Es en esa lucha de contrarios donde se ve inmerso Chris, un joven que se gana la vida con el menudeo de drogas y emplea el tiempo restante en aventuras galantes de una noche, o en hacer cabriolas con su motocicleta por el barrio.  Y es Odell, líder de uno de los clanes, quien repara en él como hábil conductor y le propone un negocio, en apariencia sencillo: dos entregas de mercancía; llegar, descargar, largarse. Le ofrece, además, una moto mejor, más bonita y veloz que la que él tiene. Pero las cosas se tuercen ya en la primera ocasión, cuando le amenazan y roban el segundo de los paquetes que debe entregar. Se desata de este modo una espiral de violencia en la que el jefe del clan contrario da muerte al primo de Odell, un hampón que desconfío de Chris desde el principio. Para venir a complicar aún más las cosas, y en un giro argumental tan tierno como inverosímil, un bebé es abandonado en la puerta del apartamento de nuestro protagonista. El joven se verá entonces obligado a recuperar la mercancía robada, en una permanente huida hacia adelante, con un bebé metido en una bolsa de la compra. Cuando se menciona la incredulidad que deja en el espectador tal circunstancia es porque resulta difícil comprender que se pueda mantener una carrera sostenida y extenuante, con una criatura de —al menos— cinco kilos en el interior de una bolsa de la compra —o en el pescante de una motocicleta o lograr que esta permanezca en silencio cuando se es perseguido, etcétera—. No se trata sólo de que este hombre no tenga la más mínima idea de qué hacer con un bebé y recurra a amigas o padres para que le echen una mano, sino que, para colmo de dudas, no tenga la más remota idea de quien pueda ser la madre de la criatura. 

En un nuevo e incomprensible giro de guion será el padre del muchacho quien, en un intento por saldar una deuda de falta de protección a su familia, contraída en la juventud y apenas esbozada, ayude ahora a su hijo a internarse en el sórdido mundo del hampa para recuperar al bebé —le ha sido arrebatado—, poniendo en riesgo su propia vida. El autor remata así un relato que termina medio bien, pues en el tránsito hacia la madurez del muchacho uno de sus amigos pierde la vida y otra le retira la confianza; recobrará, en cambio, la estima de unos padres quienes, se intuye, le prestaran su ayuda en el futuro.
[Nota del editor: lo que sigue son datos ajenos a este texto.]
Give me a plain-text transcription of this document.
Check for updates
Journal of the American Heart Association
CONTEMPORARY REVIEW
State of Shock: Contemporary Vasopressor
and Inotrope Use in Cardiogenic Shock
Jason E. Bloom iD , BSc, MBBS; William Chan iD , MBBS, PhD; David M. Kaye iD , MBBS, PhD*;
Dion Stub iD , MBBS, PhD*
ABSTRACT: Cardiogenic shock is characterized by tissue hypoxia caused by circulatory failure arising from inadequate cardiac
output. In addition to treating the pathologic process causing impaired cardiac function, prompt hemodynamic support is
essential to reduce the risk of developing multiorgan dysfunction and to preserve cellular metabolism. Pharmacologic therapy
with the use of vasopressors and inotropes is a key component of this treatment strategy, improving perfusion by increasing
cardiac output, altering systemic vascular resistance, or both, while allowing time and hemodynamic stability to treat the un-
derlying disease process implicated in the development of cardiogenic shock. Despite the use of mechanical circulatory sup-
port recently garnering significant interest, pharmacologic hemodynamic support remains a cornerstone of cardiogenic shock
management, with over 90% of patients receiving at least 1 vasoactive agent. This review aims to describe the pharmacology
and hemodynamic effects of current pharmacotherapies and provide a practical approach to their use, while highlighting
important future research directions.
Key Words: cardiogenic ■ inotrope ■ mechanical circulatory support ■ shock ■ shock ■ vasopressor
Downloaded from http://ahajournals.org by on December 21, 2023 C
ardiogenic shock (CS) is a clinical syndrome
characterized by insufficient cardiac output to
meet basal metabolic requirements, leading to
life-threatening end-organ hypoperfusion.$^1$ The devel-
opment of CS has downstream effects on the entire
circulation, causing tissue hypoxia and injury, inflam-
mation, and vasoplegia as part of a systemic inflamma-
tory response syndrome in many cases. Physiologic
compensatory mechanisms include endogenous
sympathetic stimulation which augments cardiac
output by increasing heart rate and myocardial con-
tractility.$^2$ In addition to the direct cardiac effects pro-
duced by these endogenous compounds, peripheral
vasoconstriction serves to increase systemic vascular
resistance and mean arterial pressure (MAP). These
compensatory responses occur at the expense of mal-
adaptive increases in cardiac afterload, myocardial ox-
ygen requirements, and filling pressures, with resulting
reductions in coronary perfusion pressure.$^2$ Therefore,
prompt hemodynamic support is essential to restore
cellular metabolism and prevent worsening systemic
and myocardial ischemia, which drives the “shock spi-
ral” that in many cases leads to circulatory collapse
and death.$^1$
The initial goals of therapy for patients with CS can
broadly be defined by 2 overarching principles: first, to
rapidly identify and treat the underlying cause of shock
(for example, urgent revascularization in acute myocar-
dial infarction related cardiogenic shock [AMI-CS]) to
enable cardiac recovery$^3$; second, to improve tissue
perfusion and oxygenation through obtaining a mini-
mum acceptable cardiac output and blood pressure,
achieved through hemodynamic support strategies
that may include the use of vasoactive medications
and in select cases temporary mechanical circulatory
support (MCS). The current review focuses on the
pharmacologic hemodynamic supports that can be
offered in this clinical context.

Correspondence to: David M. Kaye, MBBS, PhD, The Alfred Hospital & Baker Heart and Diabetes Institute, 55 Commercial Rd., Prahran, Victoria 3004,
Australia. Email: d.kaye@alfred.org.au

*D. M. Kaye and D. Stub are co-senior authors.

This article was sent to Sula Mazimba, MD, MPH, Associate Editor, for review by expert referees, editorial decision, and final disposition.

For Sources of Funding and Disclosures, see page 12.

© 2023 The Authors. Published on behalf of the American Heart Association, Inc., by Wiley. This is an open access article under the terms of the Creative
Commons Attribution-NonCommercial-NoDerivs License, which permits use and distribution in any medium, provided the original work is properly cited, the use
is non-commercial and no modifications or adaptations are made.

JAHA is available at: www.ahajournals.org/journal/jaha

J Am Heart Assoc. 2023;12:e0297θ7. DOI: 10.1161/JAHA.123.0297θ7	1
El autor retuerce de nuevo la trama para contarnos quién es la madre de la criatura, pero para conocerla es necesario ver la película: ni por lo más remoto puede el espectador imaginar quién es. Ella será la encargada de desvelar como se llama el crio y, por extensión, el significado de la película, Zion: liberación, paz, armonía y amor verdadero.

Una buena historia que transcurre en un lugar insospechado, para mostrar una realidad inimaginable. Que desliza tensiones opuestas y turbias herencias coloniales: el desempleo, la marginalidad, el independentismo, la esclavitud y el festivo y turístico carnaval convergen en una espiral de celebración y violencia que remata con una carga policial. Todo un festín visual que sume al espectador en la reflexión, el mejor de los escenarios. 

A modo de moraleja, una frase que el autor pone en boca del amigo íntimo de Chris cuando le advierte: "La diferencia entre la escuela y la vida real es que en esta haces el examen y después aprendes". Pues eso.